Personal information
- Full name: Kim Yevhenovych Fomin
- Date of birth: 1914
- Place of birth: Balta, Podolian Governorate, Imperial Russia
- Date of death: 1976 (aged 61–62)
- Place of death: Odesa, Ukrainian SSR, Soviet Union
- Position: Forward

Senior career*
- Years: Team / Apps / (Gls)
- FC Zirka
- 1930s: FC Dynamo Odesa / 26
- 1937: FC Traktor Kharkiv / 141

Managerial career
- 1945: FC Pishchevik Odesa
- 1947–1950: FC Pishchevik Odesa
- 1951–1952: FC Metalurh Odesa
- 1953–1954: FSM Odesa
- 1955: FC Pishchevik Odesa
- 1956–1957: SKA Odesa
- 1960–1961: FC Avanhard Zhovti Vody (assistant)
- 1963: SKA Odesa
- 1963–1964: FC Avanhard Zhovti Vody

= Kim Fomin =

Soviet footballer (1914–1976)

Kim Yevhenovych Fomin (Кім Євгенович Фомін, real name Akim Feofanovych Fomin; 1914 - 1976) was a Soviet Ukrainian football player and coach. He is mentioned in a book of Oleh Makarov "Vratar" (1963).

==Life==
Born in Balta, Podolian Governorate, the Fomini family moved to Odesa before the Bolshevik coup. In Odesa, Fomin lived near the Kulykove Pole (English: Wader's Field) which was a center of the Odesa city football in the early 20th century.

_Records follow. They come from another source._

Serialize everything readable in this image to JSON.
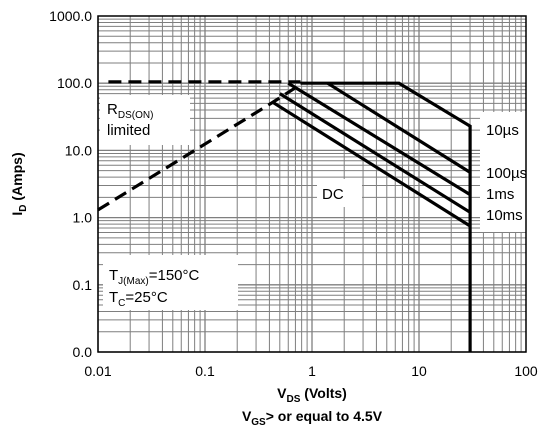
{
  "chart_data": {
    "type": "line",
    "title": "",
    "xlabel": "V",
    "xlabel_sub": "DS",
    "xlabel_rest": " (Volts)",
    "xlabel_line2": "V",
    "xlabel_line2_sub": "GS",
    "xlabel_line2_rest": "> or equal to 4.5V",
    "ylabel": "I",
    "ylabel_sub": "D",
    "ylabel_rest": " (Amps)",
    "x_scale": "log",
    "y_scale": "log",
    "xlim": [
      0.01,
      100
    ],
    "ylim": [
      0.01,
      1000
    ],
    "grid": true,
    "x_ticks": [
      {
        "value": 0.01,
        "label": "0.01"
      },
      {
        "value": 0.1,
        "label": "0.1"
      },
      {
        "value": 1,
        "label": "1"
      },
      {
        "value": 10,
        "label": "10"
      },
      {
        "value": 100,
        "label": "100"
      }
    ],
    "y_ticks": [
      {
        "value": 0.01,
        "label": "0.0"
      },
      {
        "value": 0.1,
        "label": "0.1"
      },
      {
        "value": 1,
        "label": "1.0"
      },
      {
        "value": 10,
        "label": "10.0"
      },
      {
        "value": 100,
        "label": "100.0"
      },
      {
        "value": 1000,
        "label": "1000.0"
      }
    ],
    "series": [
      {
        "name": "RDS(ON) limited",
        "style": "dashed",
        "points": [
          [
            0.01,
            1.3
          ],
          [
            0.43,
            52
          ],
          [
            0.8,
            98
          ]
        ]
      },
      {
        "name": "10µs",
        "style": "solid",
        "points": [
          [
            0.78,
            100
          ],
          [
            6.5,
            100
          ],
          [
            30,
            23
          ],
          [
            30,
            0.01
          ]
        ]
      },
      {
        "name": "100µs",
        "style": "solid",
        "points": [
          [
            1.4,
            100
          ],
          [
            30,
            4.7
          ]
        ]
      },
      {
        "name": "1ms",
        "style": "solid",
        "points": [
          [
            0.6,
            100
          ],
          [
            30,
            2.2
          ]
        ]
      },
      {
        "name": "10ms",
        "style": "solid",
        "points": [
          [
            0.5,
            70
          ],
          [
            30,
            1.2
          ]
        ]
      },
      {
        "name": "DC",
        "style": "solid",
        "points": [
          [
            0.43,
            52
          ],
          [
            30,
            0.75
          ]
        ]
      },
      {
        "name": "limit",
        "style": "dashed",
        "points": [
          [
            0.0125,
            105
          ],
          [
            0.78,
            105
          ]
        ]
      }
    ],
    "annotations": {
      "rds_line1": "R",
      "rds_line1_sub": "DS(ON)",
      "rds_line2": "limited",
      "tj_main": "T",
      "tj_sub": "J(Max)",
      "tj_value": "=150°C",
      "tc_main": "T",
      "tc_sub": "C",
      "tc_value": "=25°C",
      "pulse_labels": [
        "10µs",
        "100µs",
        "1ms",
        "10ms"
      ],
      "dc_label": "DC"
    }
  }
}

After the Soviet occupation of Ukraine in 1920s, he was forced to change his name Akim Feofanovych to Kim Yevhenovych.

==Football career==

Until 1937 he played for the Odesa's local teams including FC Dynamo Odesa finishing his career in FC Traktor Kharkiv that year.

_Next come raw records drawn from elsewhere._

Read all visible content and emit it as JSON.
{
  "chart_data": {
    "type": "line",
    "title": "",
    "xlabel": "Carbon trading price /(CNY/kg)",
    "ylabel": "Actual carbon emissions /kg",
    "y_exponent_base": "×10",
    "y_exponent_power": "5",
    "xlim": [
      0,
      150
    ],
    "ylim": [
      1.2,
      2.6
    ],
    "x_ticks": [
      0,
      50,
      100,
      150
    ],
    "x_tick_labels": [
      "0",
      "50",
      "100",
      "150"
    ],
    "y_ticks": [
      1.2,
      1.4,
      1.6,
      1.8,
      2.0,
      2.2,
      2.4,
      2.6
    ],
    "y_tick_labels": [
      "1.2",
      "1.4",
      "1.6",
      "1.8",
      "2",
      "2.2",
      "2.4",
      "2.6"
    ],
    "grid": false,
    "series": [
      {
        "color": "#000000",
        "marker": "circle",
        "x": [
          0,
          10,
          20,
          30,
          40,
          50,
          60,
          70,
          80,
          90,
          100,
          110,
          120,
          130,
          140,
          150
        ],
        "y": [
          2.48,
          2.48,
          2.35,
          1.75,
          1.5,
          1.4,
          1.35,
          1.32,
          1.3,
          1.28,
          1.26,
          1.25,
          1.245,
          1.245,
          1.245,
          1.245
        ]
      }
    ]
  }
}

After the World War II in 1945, Fomin became a head coach of the revived Pishchevik Odesa and with some breaks stayed with the club until 1955. After the club's relegation and its liquidation in 1950, in the 1951 Football Championship of Ukraine started out two teams from Odesa, Spartak and Metalurh and Kim Fomin was appointed a head coach of Metalurh. When in 1953 Metalurh was admitted to the Soviet Class B (later Soviet First League) competitions, Fomin was replaced by a Muscovite coach Aleksei Kostylev. Fomin continued to coach a local football school in Odesa. He returned as a head coach of Pishchevik however couple of years later due to the poor performance of the club under Kostylev's leadership. In 1955 Metalurh was reorganized and in its place was reestablished Pishchevik, while couple of years later Metalurh Odesa restarted again in the Football Championship of Ukraine. During the mid season Fomin was replaced again with an Armenian specialist.

After Pishchevik, Fomin coached another Odesa club SKA Odesa and later Avanhard Zhovti Vody.